Loxus
Member
I've been saying this for awhile. These DRAM manufacturers are trying to cash out on the AI demand due to the fact that they can over charge the AI hyperscalers wyh HBM. And what's funny is HBM was first created for consumer GPUs.It's both. In the end it's about the margin. GPUs had a ridiculous margin priced in from the get go which caught a lot of the bullshit so far but the RAM crisis was just one hit too many.
If you are limited by parts or production capabilities you choose the most profitable path which is AI hardware.
And of course this doesn't change the fact that the ridiculous price increases for RAM and parts in general hit everyone, including Sony which has to compete with the likes of Nvidia for parts and production capacity now.

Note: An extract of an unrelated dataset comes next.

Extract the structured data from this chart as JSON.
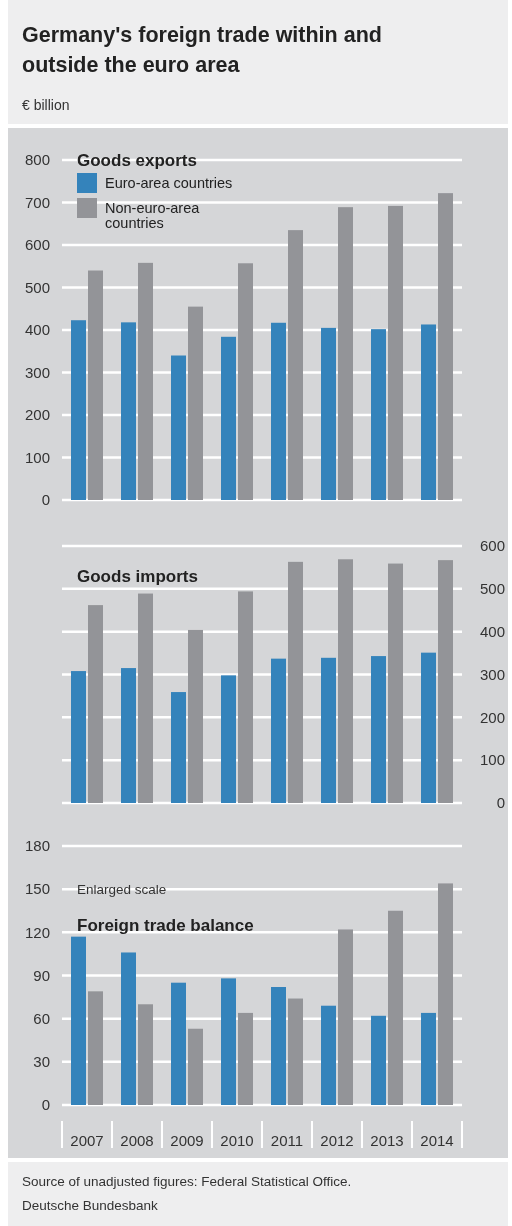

With the current prices and price trajectories and the leaked specs 700 bucks wouldn't be doable without heavy subsidies and there's no reason for that when you have no competition.
Even some journalists are beginning see figure it out.

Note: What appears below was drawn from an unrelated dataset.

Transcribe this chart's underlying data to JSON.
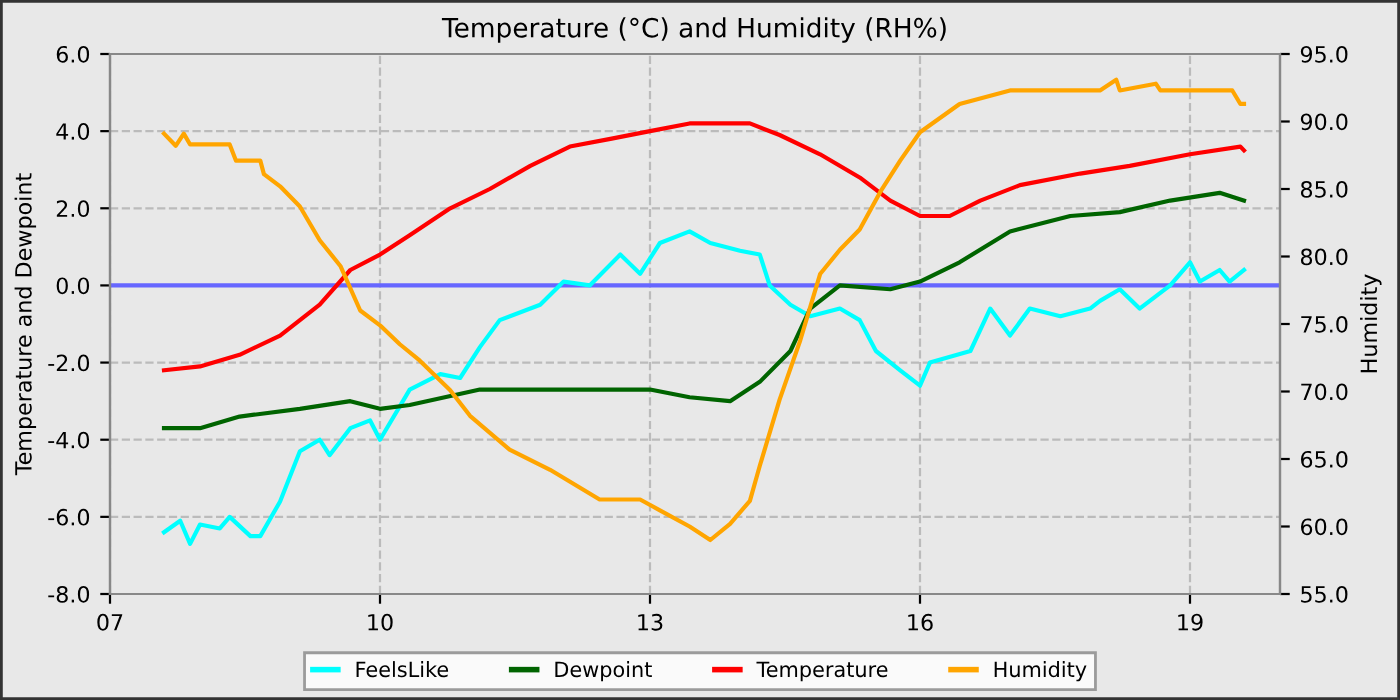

AI memory crunch forces DRAM market into 'hourly pricing' model, report claims — small and medium-sized businesses fighting for survival
All this raises a question about what happens next if enough SMEs exit the market because they can't afford the premiums. If smaller buyers collectively pull back, tight capacity could soon become oversupply, potentially exposing the shortage as "illusory," says DigiTimes.
And I don't understand why you believe Sony can't secure RAM when they are currently doing it with the PS5. They are surely in the 100 top-tier buyers.
The report describes a market now split between roughly 100 top-tier buyers with the leverage to secure supply and more than 190,000 small and mid-size enterprises fighting over what remains.
The report says that cloud service providers, leading automakers, and smartphone giants Apple and Samsung hold enough financial clout to resist price hikes and maintain priority allocation from memory manufacturers. Samsung, SK hynix, and Micron cannot afford to jeopardize those relationships, so these large customers get served first, while also increasingly requiring prepayment or cash transactions before confirming orders — terms that smaller firms with little bargaining power will struggle with.